En ese momento, Brando tomó la mano de Melibea y dijo:

—Mi cuñada solo estaba ansiosa, temía que esto afectara al Grupo Ortega. Pero solo ella, la señorita Calderón, ¡tiene la presencia para dominar una situación así!

Melibea sonrió levemente. Ojalá ella, la señorita Calderón, pudiera seguir dominando la situación después de esto.
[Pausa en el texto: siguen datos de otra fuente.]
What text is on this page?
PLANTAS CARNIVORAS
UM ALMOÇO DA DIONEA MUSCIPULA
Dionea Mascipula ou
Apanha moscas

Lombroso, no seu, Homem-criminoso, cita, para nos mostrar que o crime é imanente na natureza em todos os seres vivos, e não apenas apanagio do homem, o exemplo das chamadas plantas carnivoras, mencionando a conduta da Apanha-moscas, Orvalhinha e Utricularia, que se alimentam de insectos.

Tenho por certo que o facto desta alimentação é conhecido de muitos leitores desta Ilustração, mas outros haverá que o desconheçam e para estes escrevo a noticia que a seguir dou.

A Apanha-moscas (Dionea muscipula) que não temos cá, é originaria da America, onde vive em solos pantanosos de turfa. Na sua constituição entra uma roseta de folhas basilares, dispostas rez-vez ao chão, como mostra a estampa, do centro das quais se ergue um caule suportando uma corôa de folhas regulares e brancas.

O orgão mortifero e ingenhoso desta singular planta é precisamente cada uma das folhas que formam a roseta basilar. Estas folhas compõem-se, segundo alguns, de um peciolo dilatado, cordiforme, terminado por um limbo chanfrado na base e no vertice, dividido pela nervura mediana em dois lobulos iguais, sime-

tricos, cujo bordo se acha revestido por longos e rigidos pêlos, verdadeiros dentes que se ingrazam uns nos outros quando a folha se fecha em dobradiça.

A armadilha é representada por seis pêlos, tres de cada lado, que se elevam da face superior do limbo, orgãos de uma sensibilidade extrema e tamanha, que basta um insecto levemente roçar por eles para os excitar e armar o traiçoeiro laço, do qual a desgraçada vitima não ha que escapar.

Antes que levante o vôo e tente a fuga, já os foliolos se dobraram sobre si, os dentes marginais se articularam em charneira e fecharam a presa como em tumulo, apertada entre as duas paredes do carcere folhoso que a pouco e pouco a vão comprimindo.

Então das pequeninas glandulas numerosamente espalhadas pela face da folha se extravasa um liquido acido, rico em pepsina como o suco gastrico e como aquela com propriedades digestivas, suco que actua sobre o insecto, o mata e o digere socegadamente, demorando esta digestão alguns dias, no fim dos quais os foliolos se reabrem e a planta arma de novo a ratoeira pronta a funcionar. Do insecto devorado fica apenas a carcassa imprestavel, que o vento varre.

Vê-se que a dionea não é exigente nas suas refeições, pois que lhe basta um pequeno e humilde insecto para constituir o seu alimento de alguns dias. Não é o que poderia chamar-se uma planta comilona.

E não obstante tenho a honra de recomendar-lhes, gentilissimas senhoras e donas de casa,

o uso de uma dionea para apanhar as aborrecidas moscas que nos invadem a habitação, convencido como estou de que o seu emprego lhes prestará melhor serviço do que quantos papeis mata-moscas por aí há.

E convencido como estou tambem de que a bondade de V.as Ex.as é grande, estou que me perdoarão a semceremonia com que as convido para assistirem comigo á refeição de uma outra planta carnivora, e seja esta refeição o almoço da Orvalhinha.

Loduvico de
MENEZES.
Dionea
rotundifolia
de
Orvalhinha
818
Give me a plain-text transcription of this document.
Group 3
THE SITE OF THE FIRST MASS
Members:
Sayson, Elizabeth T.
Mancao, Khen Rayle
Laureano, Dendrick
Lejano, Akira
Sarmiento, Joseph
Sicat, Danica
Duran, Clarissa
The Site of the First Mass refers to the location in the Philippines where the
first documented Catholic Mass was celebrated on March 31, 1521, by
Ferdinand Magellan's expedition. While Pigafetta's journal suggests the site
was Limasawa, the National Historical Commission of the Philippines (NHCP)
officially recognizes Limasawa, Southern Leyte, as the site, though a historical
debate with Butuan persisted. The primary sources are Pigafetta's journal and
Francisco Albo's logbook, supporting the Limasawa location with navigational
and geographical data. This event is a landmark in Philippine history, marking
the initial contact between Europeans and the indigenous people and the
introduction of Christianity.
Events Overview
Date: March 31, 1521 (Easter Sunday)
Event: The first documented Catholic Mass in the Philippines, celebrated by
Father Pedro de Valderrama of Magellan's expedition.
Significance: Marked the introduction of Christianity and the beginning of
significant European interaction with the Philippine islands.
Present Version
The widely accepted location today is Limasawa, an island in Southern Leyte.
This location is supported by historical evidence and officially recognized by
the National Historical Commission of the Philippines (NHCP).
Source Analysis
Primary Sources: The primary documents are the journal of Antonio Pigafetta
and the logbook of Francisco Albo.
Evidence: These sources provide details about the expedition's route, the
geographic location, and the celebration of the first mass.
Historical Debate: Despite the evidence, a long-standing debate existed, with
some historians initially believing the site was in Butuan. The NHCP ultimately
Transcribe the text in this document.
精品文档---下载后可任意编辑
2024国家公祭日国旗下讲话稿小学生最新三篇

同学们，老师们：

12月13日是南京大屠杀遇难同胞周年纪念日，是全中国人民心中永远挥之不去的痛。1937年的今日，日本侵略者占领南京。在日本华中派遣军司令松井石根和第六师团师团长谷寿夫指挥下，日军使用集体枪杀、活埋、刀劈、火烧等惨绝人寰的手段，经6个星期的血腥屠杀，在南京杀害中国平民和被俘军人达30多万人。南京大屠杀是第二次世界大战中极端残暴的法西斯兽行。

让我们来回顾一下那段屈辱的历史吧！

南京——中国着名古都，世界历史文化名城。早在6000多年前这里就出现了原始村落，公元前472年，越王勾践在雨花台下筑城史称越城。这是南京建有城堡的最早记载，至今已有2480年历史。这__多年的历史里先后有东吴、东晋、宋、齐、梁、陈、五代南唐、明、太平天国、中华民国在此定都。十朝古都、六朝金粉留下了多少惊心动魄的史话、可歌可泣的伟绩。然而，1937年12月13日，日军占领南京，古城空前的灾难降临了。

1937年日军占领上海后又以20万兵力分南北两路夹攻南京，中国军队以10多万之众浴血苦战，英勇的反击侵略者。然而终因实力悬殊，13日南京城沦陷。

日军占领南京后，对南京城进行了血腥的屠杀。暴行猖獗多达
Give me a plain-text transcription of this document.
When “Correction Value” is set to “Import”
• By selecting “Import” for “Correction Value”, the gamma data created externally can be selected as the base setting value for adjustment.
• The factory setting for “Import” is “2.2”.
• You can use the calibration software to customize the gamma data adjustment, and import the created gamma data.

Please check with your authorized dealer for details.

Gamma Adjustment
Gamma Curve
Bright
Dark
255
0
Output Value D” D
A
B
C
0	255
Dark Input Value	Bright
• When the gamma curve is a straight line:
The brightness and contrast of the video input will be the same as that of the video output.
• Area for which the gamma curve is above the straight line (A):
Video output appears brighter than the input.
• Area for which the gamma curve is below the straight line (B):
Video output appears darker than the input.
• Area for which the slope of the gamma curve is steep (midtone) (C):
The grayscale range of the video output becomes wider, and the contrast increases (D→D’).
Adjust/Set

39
—Señora Ortega, con todo lo que ha pasado con su esposo, ¿cuál es su opinión?

—Es imposible que mi esposo recurra a la prostitución —dijo Melibea con una mirada sombría.

—Entonces, ¿usted también cree que los rumores en internet son falsos?

Los periodistas empezaron a desanimarse. La conferencia de prensa era aburrida, no había ninguna primicia que valiera la pena.

En ese momento, Melibea dijo con toda calma:

—Dije que es imposible que recurra a la prostitución, ¡pero no dije que la persona en el coche... no fuera él!